The record indicates the arbitration hearing was held on Friday, October 2, 1998, and the three arbitrators deliberated in the afternoon following the hearing. It is undisputed that when deliberations ended, the neutral arbitrator stated he needed to "sleep on it" before making his decision. The district court found, based on the neutral arbitrator's sworn affidavit, that the neutral arbitrator reached his own decision over the weekend and drafted the award accordingly.
Appellants argue that the neutral arbitrator gave the impression of partiality by two subsequent contacts with respondent's arbitrator. We disagree. The record supports the district court's findings that: (1) both of the contacts occurred after the neutral arbitrator reached his decision; (2) the two arbitrators did not discuss the merits of the dispute; and (3) the contacts did not alter the neutral arbitrator's decision.

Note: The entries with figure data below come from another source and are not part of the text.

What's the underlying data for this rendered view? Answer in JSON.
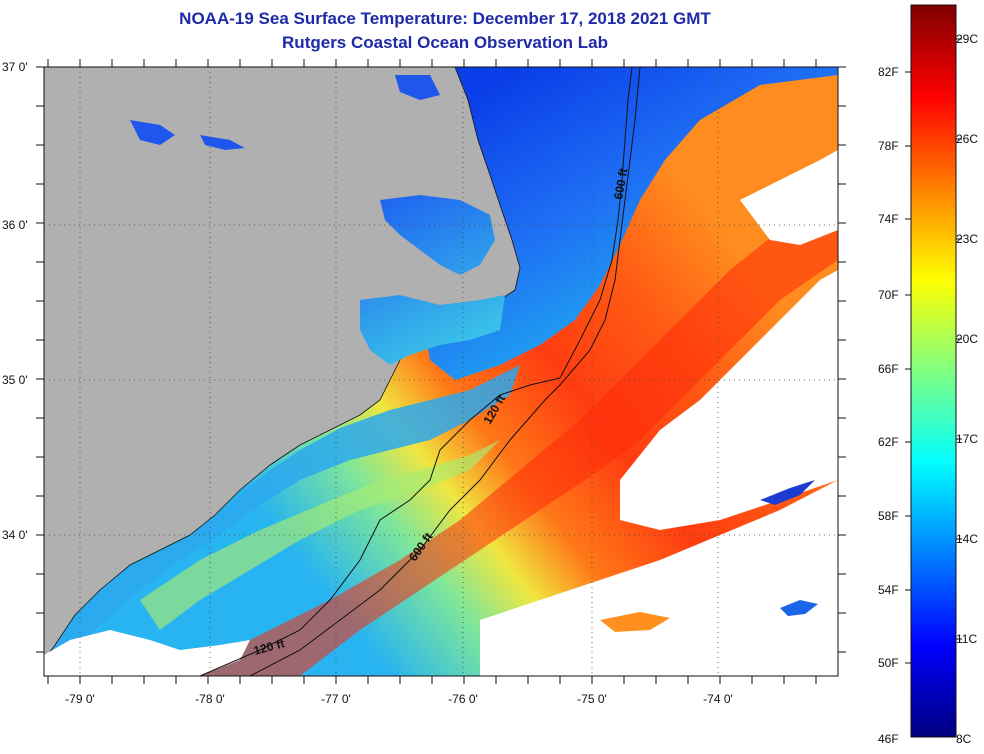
{
  "header": {
    "title": "NOAA-19 Sea Surface Temperature:  December 17, 2018 2021 GMT",
    "subtitle": "Rutgers Coastal Ocean Observation Lab"
  },
  "map": {
    "latitude_labels": [
      "37 0'",
      "36 0'",
      "35 0'",
      "34 0'"
    ],
    "longitude_labels": [
      "-79 0'",
      "-78 0'",
      "-77 0'",
      "-76 0'",
      "-75 0'",
      "-74 0'"
    ],
    "contour_labels": [
      "600 ft",
      "120 ft",
      "600 ft",
      "120 ft"
    ],
    "land_color": "#b0b0b0",
    "cloud_color": "#ffffff"
  },
  "colorbar": {
    "fahrenheit_labels": [
      "82F",
      "78F",
      "74F",
      "70F",
      "66F",
      "62F",
      "58F",
      "54F",
      "50F",
      "46F"
    ],
    "celsius_labels": [
      "29C",
      "26C",
      "23C",
      "20C",
      "17C",
      "14C",
      "11C",
      "8C"
    ],
    "range_f": [
      46,
      86
    ],
    "range_c": [
      8,
      30
    ],
    "stop_colors": [
      "#00007f",
      "#0000ff",
      "#0080ff",
      "#00ffff",
      "#80ff80",
      "#ffff00",
      "#ff8000",
      "#ff0000",
      "#7f0000"
    ]
  }
}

Appellants rely on their arbitrator's belief that the neutral arbitrator agreed with appellants' position when deliberations ended late Friday afternoon. But this belief does not support a finding of partiality. No vote was taken at that time and all the arbitrators agree that the neutral arbitrator said he needed to "sleep on it" before making a final decision. The record supports the district court's finding that the neutral arbitrator reached his decision and prepared the award over the weekend before any further contacts.
Appellants also argue there was evident partiality because the neutral arbitrator did not disclose that he was simultaneously participating in another arbitration with respondent's arbitrator. We disagree. A neutral arbitrator must disclose
any relationships the person has with any of the parties, their counsel, insurers, or representatives and any conflict of interest, or potential conflict of interest, the person may have.
Minn. Stat § 572.10, subd. 2(b) (1998). Arbitration awards have been reversed where the nature of the alleged improper relationship was long-standing and repeated. But more limited contacts generally do not constitute evident partiality. See, e.g., Ronning v. Citizens Sec. Mut. Ins. Co., 557 N.W.2d 363, 366-67 (Minn. App. 1996) (holding that neutral arbitrator's failure to disclose relationship to one of the party's attorneys was not a basis to vacate the award where there was no evidence that the conflict impacted the decision or "tainted the outcome").
We conclude that the facts here do not support a duty to disclose. The two arbitrations involved separate and unrelated matters. Moreover, there is no evidence that the two arbitrators have a long-standing relationship or that the contact in the other arbitration had any effect on the decision in this matter.
Finally, because we agree with respondent that the district court did not err in denying appellants' motion to vacate, we need not address respondent's argument regarding insufficient service of process.